LGJun 16, 2021

How memory architecture affects learning in a simple POMDP: the two-hypothesis testing problem

arXiv:2106.08849v2
Originality Incremental advance
AI Analysis

This work addresses the challenge of training reinforcement learning agents in partially observable environments, offering insights into memory design for improved optimization, though it is incremental as it focuses on a specific simplified problem.

The paper tackles the trade-off between memory architecture complexity and training performance in a POMDP, specifically a two-hypothesis testing problem, showing that a simple fixed memory can achieve exponentially small error rates similar to a complex random access memory, with empirical results indicating better training from random initialization for the constrained architecture.

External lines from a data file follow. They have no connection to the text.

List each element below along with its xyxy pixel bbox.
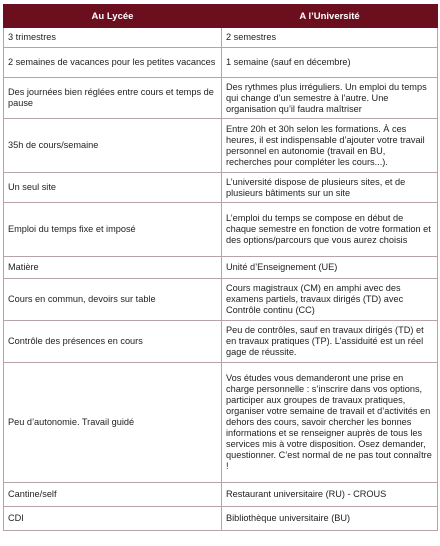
cell-lycee: Un seul site (4, 173, 222, 203)
cell-lycee: Contrôle des présences en cours (4, 321, 222, 363)
cell-lycee: Des journées bien réglées entre cours et temps de pause (4, 78, 222, 119)
comparison-table-container (3, 4, 437, 531)
cell-universite: Peu de contrôles, sauf en travaux dirigés (TD) et en travaux pratiques (TP). L’assiduité est un réel gage de réussite. (222, 321, 438, 363)
header-universite: A l’Université (222, 5, 438, 28)
table-row (4, 173, 438, 203)
table-row (4, 78, 438, 119)
table-row (4, 48, 438, 78)
table-row (4, 321, 438, 363)
cell-lycee: 35h de cours/semaine (4, 119, 222, 173)
cell-universite: Unité d’Enseignement (UE) (222, 257, 438, 279)
table-row (4, 363, 438, 483)
cell-lycee: Emploi du temps fixe et imposé (4, 203, 222, 257)
table-row (4, 119, 438, 173)
cell-universite: Cours magistraux (CM) en amphi avec des examens partiels, travaux dirigés (TD) avec Contrôle continu (CC) (222, 279, 438, 321)
cell-universite: Des rythmes plus irréguliers. Un emploi du temps qui change d’un semestre à l’autre. Une organisation qu’il faudra maîtriser (222, 78, 438, 119)
cell-universite: Entre 20h et 30h selon les formations. À ces heures, il est indispensable d’ajouter votre travail personnel en autonomie (travail en BU, recherches pour compléter les cours...). (222, 119, 438, 173)
cell-universite: Bibliothèque universitaire (BU) (222, 507, 438, 531)
table-row (4, 279, 438, 321)
cell-universite: Restaurant universitaire (RU) - CROUS (222, 483, 438, 507)
cell-universite: 1 semaine (sauf en décembre) (222, 48, 438, 78)
table-row (4, 257, 438, 279)
table-header-row (4, 5, 438, 28)
cell-lycee: 3 trimestres (4, 28, 222, 48)
table-row (4, 28, 438, 48)
cell-lycee: 2 semaines de vacances pour les petites vacances (4, 48, 222, 78)
cell-universite: L’université dispose de plusieurs sites, et de plusieurs bâtiments sur un site (222, 173, 438, 203)
cell-universite: L’emploi du temps se compose en début de chaque semestre en fonction de votre formation et des options/parcours que vous aurez choisis (222, 203, 438, 257)
cell-universite: Vos études vous demanderont une prise en charge personnelle : s’inscrire dans vos options, participer aux groupes de travaux pratiques, organiser votre semaine de travail et d’activités en dehors des cours, savoir chercher les bonnes informations et se renseigner auprès de tous les services mis à votre disposition. Osez demander, questionner. C’est normal de ne pas tout connaître ! (222, 363, 438, 483)
cell-lycee: Cantine/self (4, 483, 222, 507)
cell-lycee: Peu d’autonomie. Travail guidé (4, 363, 222, 483)
table-row (4, 483, 438, 507)
comparison-table (3, 4, 438, 531)
table-row (4, 203, 438, 257)
cell-lycee: CDI (4, 507, 222, 531)
table-row (4, 507, 438, 531)
header-lycee: Au Lycée (4, 5, 222, 28)
cell-lycee: Cours en commun, devoirs sur table (4, 279, 222, 321)
cell-universite: 2 semestres (222, 28, 438, 48)
cell-lycee: Matière (4, 257, 222, 279)
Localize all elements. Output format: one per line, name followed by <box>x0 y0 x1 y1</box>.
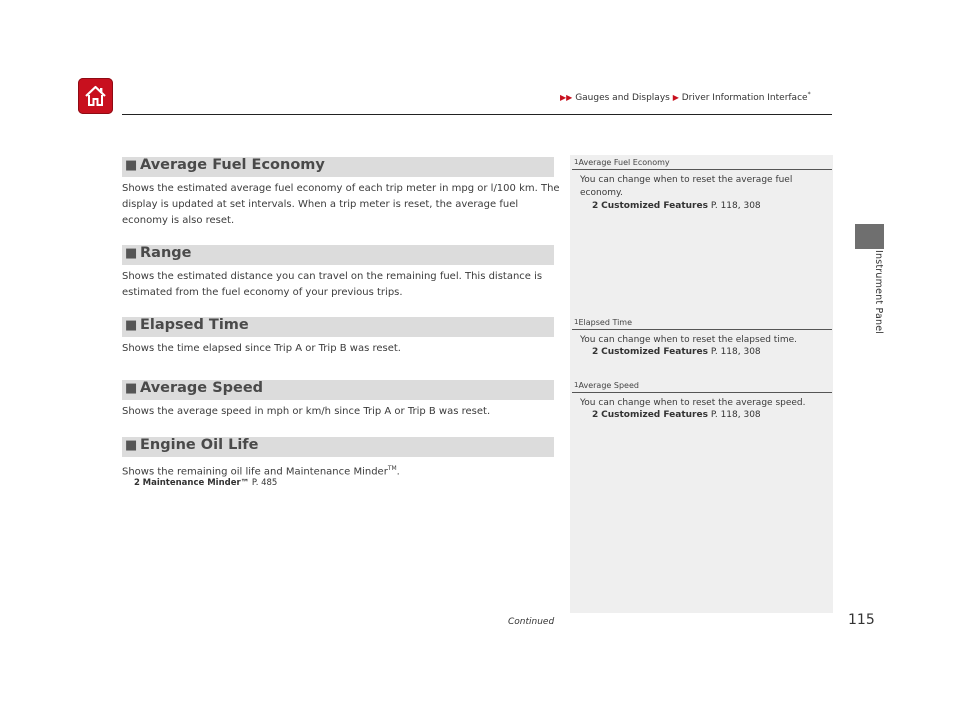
home-button[interactable] <box>78 78 113 114</box>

Reinforcement learning is generally difficult for partially observable Markov decision processes (POMDPs), which occurs when the agent's observation is partial or noisy. To seek good performance in POMDPs, one strategy is to endow the agent with a finite memory, whose update is governed by the policy. However, policy optimization is non-convex in that case and can lead to poor training performance for random initialization. The performance can be empirically improved by constraining the memory architecture, then sacrificing optimality to facilitate training. Here we study this trade-off in a two-hypothesis testing problem, akin to the two-arm bandit problem. We compare two extreme cases: (i) the random access memory where any transitions between $M$ memory states are allowed and (ii) a fixed memory where the agent can access its last $m$ actions and rewards. For (i), the probability $q$ to play the worst arm is known to be exponentially small in $M$ for the optimal policy. Our main result is to show that similar performance can be reached for (ii) as well, despite the simplicity of the memory architecture: using a conjecture on Gray-ordered binary necklaces, we find policies for which $q$ is exponentially small in $2^m$, i.e. $q\simα^{2^m}$ with $α< 1$. In addition, we observe empirically that training from random initialization leads to very poor results for (i), and significantly better results for (ii) thanks to the constraints on the memory architecture.